El hombre libre hace del lenguaje una instrumentación flexible y útil para extractar del mundo lo que es invisible para los ojos. No se confunda lo que es invisible, real, con lo que es noúmeno. El “progreso” es noúmeno, y realidad invisible, que hay que urdir, la vida de ocio, por ejemplo. Malo es el ocio para el que es enseñoreado por el “progreso”, lugar común, tópico, que ensombrece su vista. La retórica, tintura de la imaginación, acostumbra al público a tener visiones. Mas el juicioso antes quiere andar en la nada que andar entre fantasmas.
Baltasar Gracián, en el “Discurso XXIX” del Libro II de su “Agudeza y arte de ingenio”, apunta: “Y aunque cualquiera sentencia es concepto, porque esencialmente es acto del discurso una verdad sublime, recóndita y prudente, pero las que son propias de esta arte de agudeza, son aquellas que se sacan de la ocasión y les da pie alguna circunstancia especial, de modo que no son sentencias generales, sino muy especiales, glosando alguna rara contingencia por ellas”. El lenguaje literario, poético, se construye en lo peculiar, mientras el retórico quiere escamotear toda peculiaridad. La poesía, reconstrucción eterna de lo contingente, al dejar mal parada a la retórica se hace ilegal, delictiva.

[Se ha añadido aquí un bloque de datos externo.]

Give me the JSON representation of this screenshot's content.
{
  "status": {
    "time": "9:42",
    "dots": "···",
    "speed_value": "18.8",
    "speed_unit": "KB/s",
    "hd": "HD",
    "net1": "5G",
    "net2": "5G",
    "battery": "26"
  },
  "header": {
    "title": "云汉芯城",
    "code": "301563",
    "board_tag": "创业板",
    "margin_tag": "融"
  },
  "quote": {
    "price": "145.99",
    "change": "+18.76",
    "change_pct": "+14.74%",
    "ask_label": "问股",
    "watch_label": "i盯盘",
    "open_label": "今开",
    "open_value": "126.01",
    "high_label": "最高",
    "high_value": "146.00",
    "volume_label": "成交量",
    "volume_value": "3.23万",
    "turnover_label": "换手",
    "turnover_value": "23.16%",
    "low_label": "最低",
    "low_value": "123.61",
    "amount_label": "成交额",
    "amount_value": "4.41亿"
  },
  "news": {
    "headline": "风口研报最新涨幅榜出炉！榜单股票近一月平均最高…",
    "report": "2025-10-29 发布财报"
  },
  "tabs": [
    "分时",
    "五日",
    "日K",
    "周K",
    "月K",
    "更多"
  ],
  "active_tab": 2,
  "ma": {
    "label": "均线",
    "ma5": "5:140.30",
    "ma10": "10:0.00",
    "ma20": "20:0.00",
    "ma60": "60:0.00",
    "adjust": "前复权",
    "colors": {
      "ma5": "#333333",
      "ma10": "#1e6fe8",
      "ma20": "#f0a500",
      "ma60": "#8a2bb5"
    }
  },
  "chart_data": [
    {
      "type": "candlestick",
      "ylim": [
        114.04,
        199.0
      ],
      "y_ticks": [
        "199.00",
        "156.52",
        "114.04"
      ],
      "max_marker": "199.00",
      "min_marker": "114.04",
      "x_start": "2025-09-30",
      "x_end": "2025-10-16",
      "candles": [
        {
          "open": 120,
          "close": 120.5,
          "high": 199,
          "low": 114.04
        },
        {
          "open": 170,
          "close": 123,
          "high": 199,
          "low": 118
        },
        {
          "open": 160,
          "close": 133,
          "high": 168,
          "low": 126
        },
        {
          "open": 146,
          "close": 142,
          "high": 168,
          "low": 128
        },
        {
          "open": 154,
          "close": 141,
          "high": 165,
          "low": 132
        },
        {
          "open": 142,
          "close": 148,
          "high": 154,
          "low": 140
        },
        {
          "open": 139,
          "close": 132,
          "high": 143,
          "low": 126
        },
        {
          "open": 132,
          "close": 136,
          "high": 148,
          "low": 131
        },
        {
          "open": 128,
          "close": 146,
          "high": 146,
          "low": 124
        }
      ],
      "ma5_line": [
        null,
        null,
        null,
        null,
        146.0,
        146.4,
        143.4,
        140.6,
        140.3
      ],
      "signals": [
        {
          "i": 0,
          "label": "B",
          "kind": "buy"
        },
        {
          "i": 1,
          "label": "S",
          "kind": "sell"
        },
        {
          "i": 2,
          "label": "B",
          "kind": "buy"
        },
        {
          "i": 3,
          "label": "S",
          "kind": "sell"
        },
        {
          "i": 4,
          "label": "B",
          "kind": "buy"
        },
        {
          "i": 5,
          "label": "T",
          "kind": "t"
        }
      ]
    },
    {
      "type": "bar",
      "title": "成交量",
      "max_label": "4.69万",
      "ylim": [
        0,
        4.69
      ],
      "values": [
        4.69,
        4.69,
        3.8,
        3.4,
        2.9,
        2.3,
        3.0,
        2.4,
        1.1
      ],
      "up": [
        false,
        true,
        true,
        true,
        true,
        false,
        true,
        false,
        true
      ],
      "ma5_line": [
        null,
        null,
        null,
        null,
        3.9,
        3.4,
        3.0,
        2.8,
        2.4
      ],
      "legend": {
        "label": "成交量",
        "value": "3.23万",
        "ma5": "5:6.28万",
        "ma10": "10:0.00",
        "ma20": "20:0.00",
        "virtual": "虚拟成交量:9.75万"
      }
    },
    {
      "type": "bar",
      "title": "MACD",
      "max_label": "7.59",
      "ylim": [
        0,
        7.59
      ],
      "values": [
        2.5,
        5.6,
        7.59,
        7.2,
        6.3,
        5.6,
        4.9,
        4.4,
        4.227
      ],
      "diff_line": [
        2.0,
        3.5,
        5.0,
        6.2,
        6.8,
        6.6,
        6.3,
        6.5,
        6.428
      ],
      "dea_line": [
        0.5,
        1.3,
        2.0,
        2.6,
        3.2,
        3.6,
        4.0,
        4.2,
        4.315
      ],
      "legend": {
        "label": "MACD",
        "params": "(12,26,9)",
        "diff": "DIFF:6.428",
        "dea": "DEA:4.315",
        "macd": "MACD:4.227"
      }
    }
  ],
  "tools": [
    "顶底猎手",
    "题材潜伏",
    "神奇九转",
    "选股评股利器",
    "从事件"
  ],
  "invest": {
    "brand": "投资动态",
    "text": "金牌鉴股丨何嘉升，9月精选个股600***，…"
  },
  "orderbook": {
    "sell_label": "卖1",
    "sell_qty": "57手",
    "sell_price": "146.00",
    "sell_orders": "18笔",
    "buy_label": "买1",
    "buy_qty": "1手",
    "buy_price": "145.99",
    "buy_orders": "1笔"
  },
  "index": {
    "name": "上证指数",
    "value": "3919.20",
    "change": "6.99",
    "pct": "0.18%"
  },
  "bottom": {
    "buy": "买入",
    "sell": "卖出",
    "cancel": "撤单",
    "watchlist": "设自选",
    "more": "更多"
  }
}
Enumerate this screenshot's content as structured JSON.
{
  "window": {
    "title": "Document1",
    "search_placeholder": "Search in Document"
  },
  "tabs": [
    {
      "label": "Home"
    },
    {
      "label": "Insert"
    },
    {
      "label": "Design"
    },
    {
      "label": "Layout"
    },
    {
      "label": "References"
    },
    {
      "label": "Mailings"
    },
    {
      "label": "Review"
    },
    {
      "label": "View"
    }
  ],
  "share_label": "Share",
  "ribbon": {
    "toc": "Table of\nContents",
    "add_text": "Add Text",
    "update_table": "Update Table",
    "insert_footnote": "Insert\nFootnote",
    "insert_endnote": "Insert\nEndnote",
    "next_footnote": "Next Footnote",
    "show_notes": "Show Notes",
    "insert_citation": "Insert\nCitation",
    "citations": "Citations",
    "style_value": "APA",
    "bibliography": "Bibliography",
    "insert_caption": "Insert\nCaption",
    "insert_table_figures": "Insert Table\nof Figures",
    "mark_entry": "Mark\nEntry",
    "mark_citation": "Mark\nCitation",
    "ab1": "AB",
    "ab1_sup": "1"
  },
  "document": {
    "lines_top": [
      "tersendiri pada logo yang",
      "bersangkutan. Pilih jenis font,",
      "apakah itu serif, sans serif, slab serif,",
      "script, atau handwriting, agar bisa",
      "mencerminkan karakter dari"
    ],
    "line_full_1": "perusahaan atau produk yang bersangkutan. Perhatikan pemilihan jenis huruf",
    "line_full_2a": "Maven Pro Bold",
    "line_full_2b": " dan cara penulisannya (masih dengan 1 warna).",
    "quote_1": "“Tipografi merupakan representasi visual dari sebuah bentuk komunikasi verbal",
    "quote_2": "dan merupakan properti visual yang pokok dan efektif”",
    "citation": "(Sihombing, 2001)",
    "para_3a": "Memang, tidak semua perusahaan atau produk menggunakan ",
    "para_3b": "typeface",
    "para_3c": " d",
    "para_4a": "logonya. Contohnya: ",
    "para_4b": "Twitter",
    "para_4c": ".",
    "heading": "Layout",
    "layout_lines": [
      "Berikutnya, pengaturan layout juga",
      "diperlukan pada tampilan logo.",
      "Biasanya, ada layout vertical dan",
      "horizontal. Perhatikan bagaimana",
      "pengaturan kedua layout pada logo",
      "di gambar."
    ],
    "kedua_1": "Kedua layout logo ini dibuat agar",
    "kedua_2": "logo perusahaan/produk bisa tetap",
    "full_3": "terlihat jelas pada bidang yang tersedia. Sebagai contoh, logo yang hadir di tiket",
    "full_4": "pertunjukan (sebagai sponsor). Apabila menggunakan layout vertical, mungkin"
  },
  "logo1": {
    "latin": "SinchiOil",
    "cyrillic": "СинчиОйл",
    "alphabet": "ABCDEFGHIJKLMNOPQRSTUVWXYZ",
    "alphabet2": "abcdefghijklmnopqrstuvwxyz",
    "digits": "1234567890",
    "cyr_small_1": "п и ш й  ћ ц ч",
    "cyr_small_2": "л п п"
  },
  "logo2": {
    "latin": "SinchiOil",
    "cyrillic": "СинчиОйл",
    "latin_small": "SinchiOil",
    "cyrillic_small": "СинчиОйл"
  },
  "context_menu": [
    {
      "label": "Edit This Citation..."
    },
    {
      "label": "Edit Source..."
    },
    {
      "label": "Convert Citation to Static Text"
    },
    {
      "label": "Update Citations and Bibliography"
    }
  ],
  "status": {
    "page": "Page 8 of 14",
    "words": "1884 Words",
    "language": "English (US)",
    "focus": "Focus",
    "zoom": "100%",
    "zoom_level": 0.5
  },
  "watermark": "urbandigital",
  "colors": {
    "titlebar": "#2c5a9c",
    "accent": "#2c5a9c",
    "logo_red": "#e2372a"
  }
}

El lenguaje libre, agudo, que penetra lo recóndito, es propio de las mentes poderosas para desasirse del yugo que imponen los sentidos, que sólo palpan superficies amplias, de todos conocidas. La palabra que sirve para poetizar primero es concepto y luego sonido, color u olor, y la que sirve para someter antes es cualidad que concepto, según Bergson. Todo concepto provechoso es un enlazamiento de cosas que parecen no tener relación. Los conceptos universales, formales, no son retóricos cuando son fenomenológicos, nacidos en la realidad, y lo son cuando son nacidos en la idealidad.